Tips for Getting Approved
1. Get Professional Help
There are many credit repair organizations that may be able to help you improve your credit score. Even if you think you deserve the score you have, they may still be able to find errors and other adverse entries that can be challenged or removed, improving your score. It’s best to do this before you start loan applications.
2. Show Improvement In Your Financial Situation
If your financial problems are in your past, you may be in better shape than you think. Being able to show improvements in your financial situation and how you manage your money often helps in securing bad credit home loans.
Even if you’re still working through your problems, consistent improvements will help. Paying your bills on time, and maintaining a small savings account shows that you’re being responsible.
3. Don’t Use Mortgage Insurance
When you apply for a home loan, there are actually two approval processes taking place. Of course, you need your potential lender’s approval, but you also need the approval of the company insuring your home loan. If the lender says yes, but the insurer says no, you’re still out of luck. In many cases, the insurers are much more stringent, because they are ultimately response if you default on your loan.
There is one way around this. If you’re able to make a 20% down-payment, as well as cover all the fees associated with the home loan, you won’t be assessed by an insurer. In this case, you’ll only need the lender’s approval.
4. Avoid Automatic Credit Scoring
In most cases when you apply for a loan, a computer is making the decision to accept or reject your application. The computer will look at all the data in your application, as well as your credit history to assign you a score based on risk. If the computer decides you’re a high risk, you’ll be denied before a human has the chance to consider your situation.
Your best bet is to apply with a lender that does not use credit scoring, or at least doesn’t rely on it as much. Once a real person hears your story, they may be willing to take the risk and lend you the money—even if the computer says no.
All the major Australian banks use credit scoring, though, some—such as ANZ and Westpac—rely on it more heavily than others.
NAB and CBA use a combination of scoring and manual credit assessment, but although bankers at these banks can override a decision, they are generally still reluctant to do so.

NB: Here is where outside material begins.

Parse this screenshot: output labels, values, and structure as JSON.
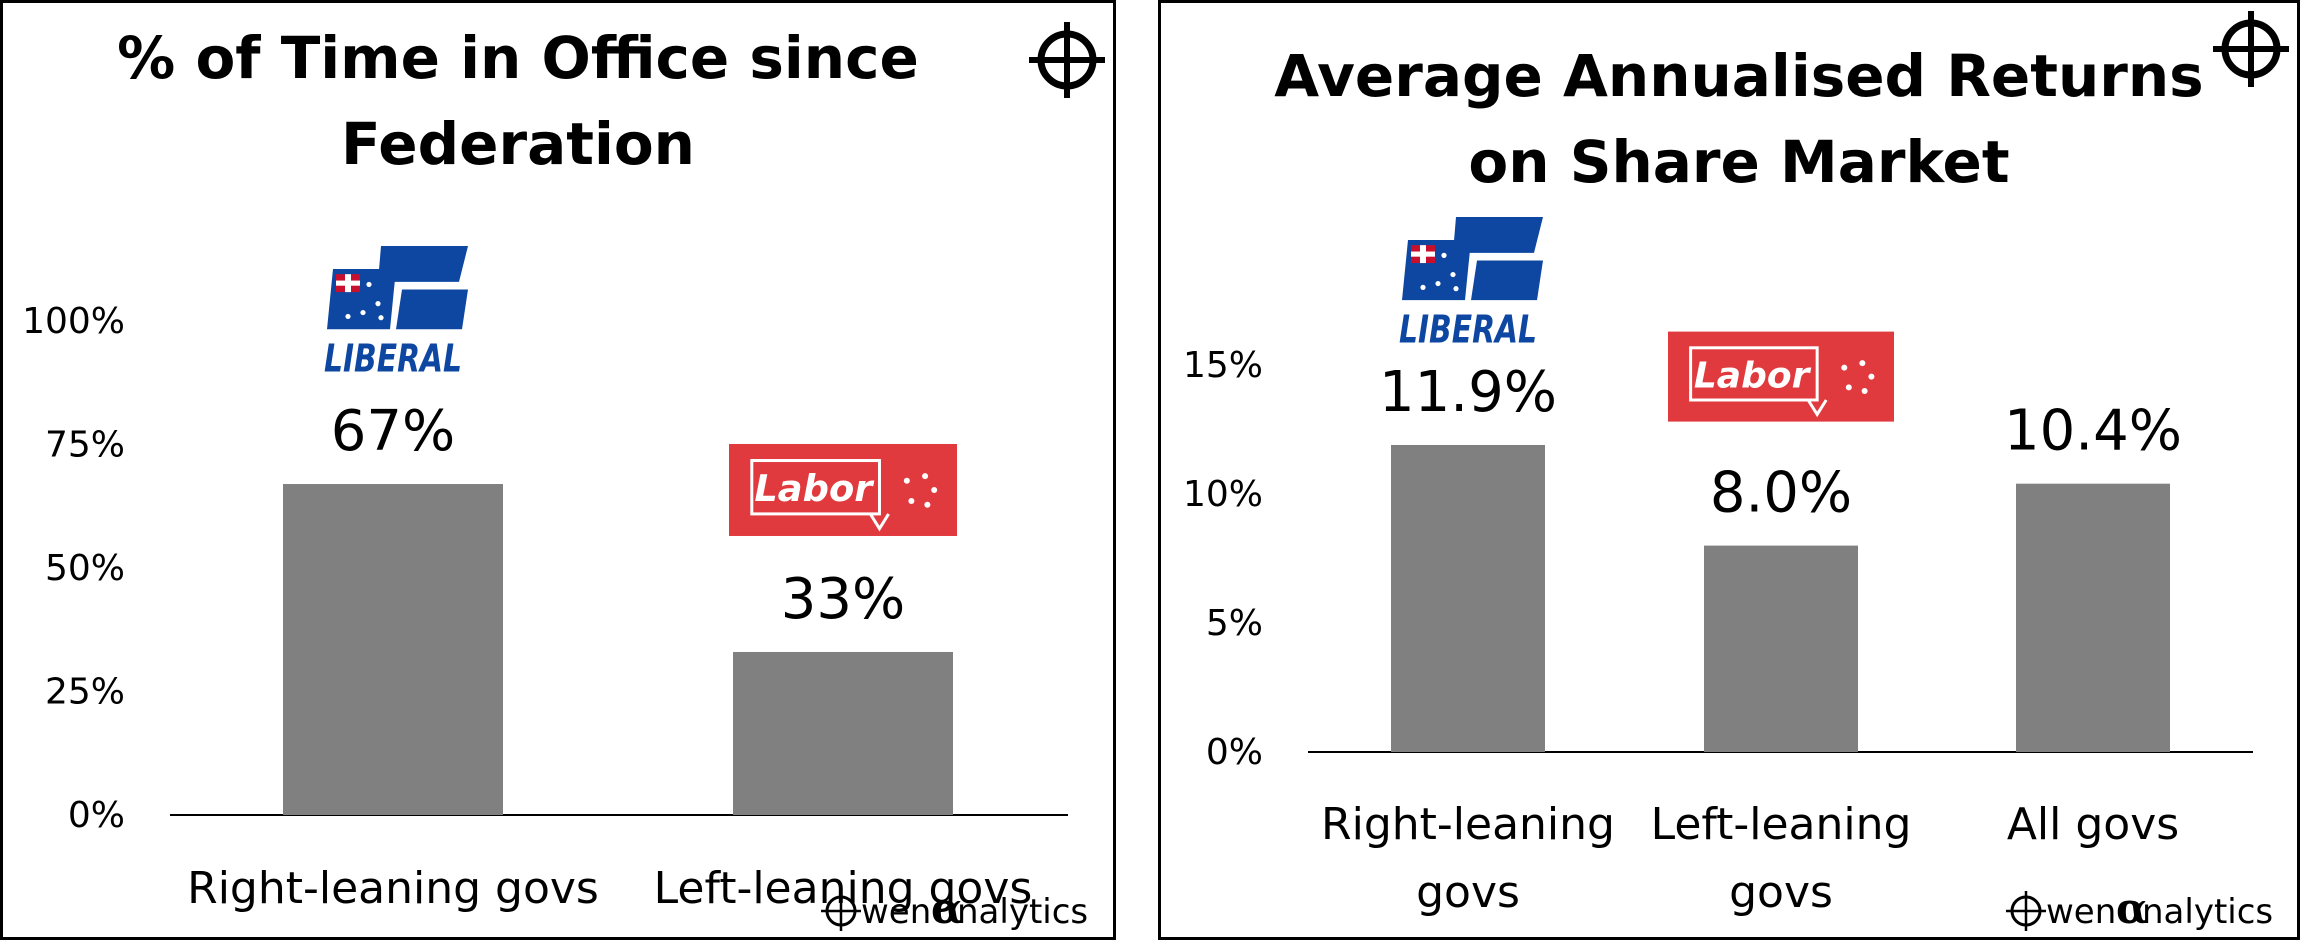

5. Apply to a Specialist Lender
Just because mainstream lenders won’t help you, doesn’t mean you’re out of luck. There are many lenders who specialize in bad credit home loans in particular. Many will be willing to lend you the money you need , but for a higher interest rate. Don’t worry about getting locked in to a higher rate. You can always refinance in the future when your financial situation improves.
6. Don’t Make Too Many Applications
Getting a home loan with bad credit can be tough and it’s not uncommon to experience a few rejections. But too many credit applications make your credit report look even worse. Especially when those applications are denied. It’s important to figure where your best chance of getting accepted is and apply there first.
This is where a mortgage broker comes in handy. They know how all of the lenders work, and after taking a look at your personal financial situation, they’ll help you determine where you have the best shot. Remember, they’re on your side, so make sure you’re up front with them about the whole extent of your financial situation. It will make it much easier for them to do their job and increase your odds of success.